There is currently an inflection point in the markets, which provides corporations with opportunity to collectively look at making changes that will regain investor confidence in the markets.

With such a complex market that is moving at a rapid pace, investors are facing a wide array of new and complicated products with features and risks. Consequently, investors are hesitant to return to the market, said Richard Ketchum, chairman and CEO of Financial Industry Regulatory Authority.

"So how do we rebuild investor confidence in a market that is so complex and volatile? The answer, I believe, lies in doing a better job of anticipating problems before they occur—both on the regulatory side and on the firm compliance side," Ketchum explained.

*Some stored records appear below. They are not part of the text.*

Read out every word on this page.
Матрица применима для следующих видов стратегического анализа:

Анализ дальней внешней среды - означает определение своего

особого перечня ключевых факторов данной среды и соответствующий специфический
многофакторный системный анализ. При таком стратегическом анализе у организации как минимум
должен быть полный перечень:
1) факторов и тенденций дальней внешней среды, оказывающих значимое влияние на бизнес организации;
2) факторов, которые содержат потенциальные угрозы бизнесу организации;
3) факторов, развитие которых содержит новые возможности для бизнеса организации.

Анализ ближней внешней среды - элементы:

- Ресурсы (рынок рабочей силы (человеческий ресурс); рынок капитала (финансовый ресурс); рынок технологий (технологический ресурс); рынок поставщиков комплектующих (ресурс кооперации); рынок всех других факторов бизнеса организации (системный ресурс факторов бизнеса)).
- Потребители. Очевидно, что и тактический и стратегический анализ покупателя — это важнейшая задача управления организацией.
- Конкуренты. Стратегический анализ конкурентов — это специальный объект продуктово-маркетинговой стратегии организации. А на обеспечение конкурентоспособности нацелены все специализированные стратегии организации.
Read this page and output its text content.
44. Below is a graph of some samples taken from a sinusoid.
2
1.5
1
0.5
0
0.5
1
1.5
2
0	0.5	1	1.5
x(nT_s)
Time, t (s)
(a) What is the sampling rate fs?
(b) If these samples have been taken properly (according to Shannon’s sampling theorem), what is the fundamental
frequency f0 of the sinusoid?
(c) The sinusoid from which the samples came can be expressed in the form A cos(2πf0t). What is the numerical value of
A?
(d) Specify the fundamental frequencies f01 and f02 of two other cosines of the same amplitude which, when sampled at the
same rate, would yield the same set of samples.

He added, "I want to address how we can help investors learn how to make thoughtful, knowledgeable decisions about their investments and better understand and manage the risk they take on."

For instance, by the end of the year, FINRA plans to begin its next phase of the risk-based exam program.

Instead of using a standard set of exam questions and prescriptive review steps, staff involved in the pilot arrives at an exam armed with more firm-specific data, which has been uploaded from the firm and analyzed before the exam. 

Additionally, changes will occur in their membership application program.

"Keeping up with computerized trading and market structure changes is a never-ending challenge for FINRA and other regulators. And while we may not be able to prevent a technology failure from occurring, our job as a regulator is to implement programs to minimize the impact of a failure and head off widespread market disruption," Kethcum stated.